Embora os resultados sejam promissores, os autores destacaram que, por se tratar de um estudo observacional, não é possível estabelecer uma relação direta de causa e efeito. Os cientistas afirmam que mais ensaios são necessários para confirmar essas descobertas e sugerem que é preciso pesquisar mais "para explorar os mecanismos subjacentes de quaisquer efeitos neuroprotetores dos inibidores de SGLT-2".
Lucas Mella, diretor científico da Associação Brasileira de Alzheimer, regional São Paulo, frisa que a presença do diabetes mellitus implica risco 60% maior de desenvolver demência ao longo dos anos em comparação com quem não tem a condição. "Portanto, trata-se de uma população com maior risco para demência. O melhor controle do diabetes e das suas consequências para o cérebro pode ter um impacto significativo na redução do risco de demência."

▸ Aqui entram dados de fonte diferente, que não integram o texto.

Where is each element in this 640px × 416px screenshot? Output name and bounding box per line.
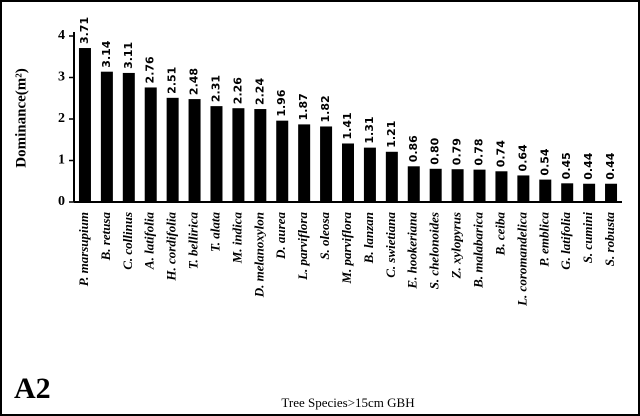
value-label: 2.31 xyxy=(209,75,222,102)
value-label: 1.21 xyxy=(385,121,398,148)
x-tick-label: S. robusta xyxy=(602,212,617,267)
bar xyxy=(78,48,91,202)
value-label: 0.44 xyxy=(582,152,595,179)
x-tick-label: P. marsupium xyxy=(76,212,91,286)
value-label: 0.64 xyxy=(516,144,529,171)
y-tick-label: 2 xyxy=(58,111,65,126)
value-label: 0.86 xyxy=(407,135,420,162)
y-tick-label: 0 xyxy=(58,194,65,209)
x-tick-label: Z. xylopyrus xyxy=(449,212,464,279)
bar xyxy=(100,71,113,202)
value-label: 1.87 xyxy=(297,93,310,120)
x-tick-label: S. chelonoides xyxy=(427,212,442,289)
bar xyxy=(583,183,596,202)
value-label: 3.71 xyxy=(78,17,91,44)
value-label: 2.51 xyxy=(166,67,179,94)
value-label: 0.74 xyxy=(494,140,507,167)
bar xyxy=(276,120,289,202)
bar xyxy=(495,171,508,202)
value-label: 0.78 xyxy=(473,138,486,165)
value-label: 1.41 xyxy=(341,112,354,139)
bar xyxy=(385,151,398,202)
x-tick-label: B. malabarica xyxy=(471,212,486,289)
bar xyxy=(539,179,552,202)
value-label: 1.96 xyxy=(275,89,288,116)
x-tick-label: M. parviflora xyxy=(339,212,354,285)
x-tick-label: L. coromandelica xyxy=(514,212,529,307)
bar xyxy=(517,175,530,202)
x-tick-label: B. retusa xyxy=(98,212,113,262)
x-tick-label: D. melanoxylon xyxy=(251,212,266,298)
value-label: 3.11 xyxy=(122,42,135,69)
bar xyxy=(210,106,223,202)
bar xyxy=(429,168,442,202)
value-label: 1.31 xyxy=(363,116,376,143)
bar xyxy=(342,143,354,202)
x-tick-label: C. collinus xyxy=(120,212,135,270)
bar xyxy=(320,126,333,202)
x-axis-label: Tree Species>15cm GBH xyxy=(281,395,414,410)
x-tick-label: B. lanzan xyxy=(361,212,376,264)
x-tick-label: A. latifolia xyxy=(142,212,157,271)
bar xyxy=(166,97,179,202)
x-tick-label: P. emblica xyxy=(536,212,551,267)
x-tick-label: S. cumini xyxy=(580,212,595,264)
x-tick-label: T. alata xyxy=(207,212,222,252)
value-label: 1.82 xyxy=(319,95,332,122)
panel-label: A2 xyxy=(14,372,51,405)
value-label: 0.80 xyxy=(429,137,442,164)
value-label: 0.44 xyxy=(604,152,617,179)
y-tick-label: 1 xyxy=(58,153,65,168)
bar xyxy=(232,108,245,202)
y-axis-label: Dominance(m²) xyxy=(13,68,29,167)
x-tick-label: M. indica xyxy=(229,212,244,265)
value-label: 0.54 xyxy=(538,148,551,175)
x-tick-label: T. bellirica xyxy=(186,212,201,270)
bar xyxy=(298,124,311,202)
x-tick-label: B. ceiba xyxy=(492,212,507,257)
value-label: 0.79 xyxy=(451,138,464,165)
bar xyxy=(254,109,267,202)
bar xyxy=(451,169,464,202)
value-label: 2.26 xyxy=(231,77,244,104)
bar xyxy=(605,183,618,202)
value-label: 2.48 xyxy=(188,68,201,95)
value-label: 0.45 xyxy=(560,152,573,179)
x-tick-label: E. hookeriana xyxy=(405,212,420,290)
x-tick-label: S. oleosa xyxy=(317,212,332,260)
x-tick-label: L. parviflora xyxy=(295,212,310,281)
value-label: 2.24 xyxy=(253,78,266,105)
bar xyxy=(144,87,157,202)
value-label: 3.14 xyxy=(100,40,113,67)
bar xyxy=(473,169,486,202)
bar xyxy=(407,166,420,202)
x-tick-label: G. latifolia xyxy=(558,212,573,270)
x-tick-label: D. aurea xyxy=(273,212,288,260)
x-tick-label: C. swietiana xyxy=(383,212,398,278)
bar xyxy=(122,72,135,202)
x-tick-label: H. cordifolia xyxy=(164,212,179,282)
bar xyxy=(363,147,376,202)
y-tick-label: 3 xyxy=(58,70,65,85)
bar xyxy=(561,183,574,202)
value-label: 2.76 xyxy=(144,56,157,83)
y-tick-label: 4 xyxy=(58,28,65,43)
bar xyxy=(188,99,201,202)
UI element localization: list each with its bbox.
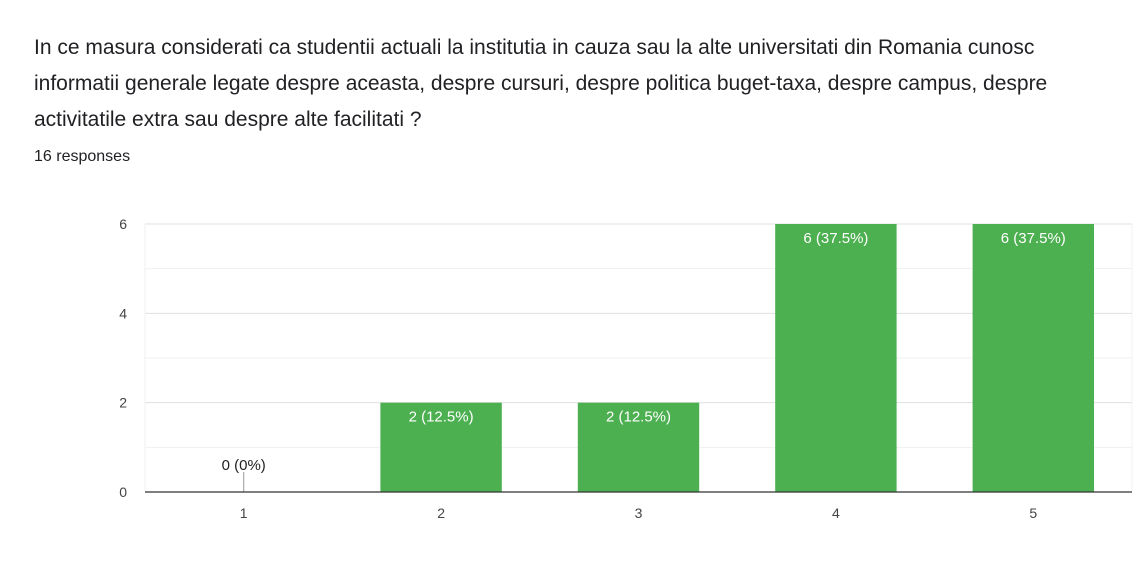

Conforme Mella, há estudos que sugerem que esses fármacos parecem atuar inibindo a acetilcolinesterase, uma enzima que degrada a acetilcolina — um neurotransmissor importante para as funções cognitivas, sobretudo para a memória. "É importante considerar mecanismos indiretos e não só de ação neurobiológica direta desses fármacos. Melhorando o controle do diabetes e outros parâmetros cardio e cerebrovasculares, há uma ação neuroprotetora, diminuindo lesões e danos cerebrais mediados por esses fatores de risco, como diabetes, pressão alta, colesterol alto, aumento de triglicérides e todo o quadro de síndrome metabólica."
Fábio Henrique de Gobbi Porto, neurologista e professor de neurologia da Universidade São Camilo, em São Paulo, detalha que os inibidores do cotransportador de sódio-glicose 2 (SGLT2) têm sido estudados por seus efeitos benéficos além do controle glicêmico. "Trabalhos observacionais sugerem que esses medicamentos podem ter um papel na redução do risco de demência, embora o mecanismo exato ainda não seja compreendido. Alguns mecanismos propostos incluem a melhoria do controle glicêmico e a redução de fatores de risco cardiovasculares, que podem levar a menos lesões vasculares cerebrais."
A Organização Mundial da Saúde estima que o número de pessoas com demência no mundo deve chegar a 78 milhões até 2030. Dado que o diabetes tipo 2 está associado a um risco maior de desenvolver demência, as novas evidências sobre os inibidores de SGLT-2 são particularmente relevantes. Um estudo recente com indivíduos com mais de 65 anos sugeriu um risco reduzido de demência com esses medicamentos em comparação com os inibidores de DPP-4, mas os efeitos em pessoas mais jovens e em tipos específicos de demência ainda são incertos. Considerando o impacto socioeconômico e os desafios de saúde pública associados à demência e ao diabetes tipo 2, os autores recomendaram que as diretrizes clínicas e as políticas de saúde sejam atualizadas regularmente para incorporar as novas descobertas. Com o atual panorama de tratamento limitado, estratégias que possam potencialmente prevenir são importantes.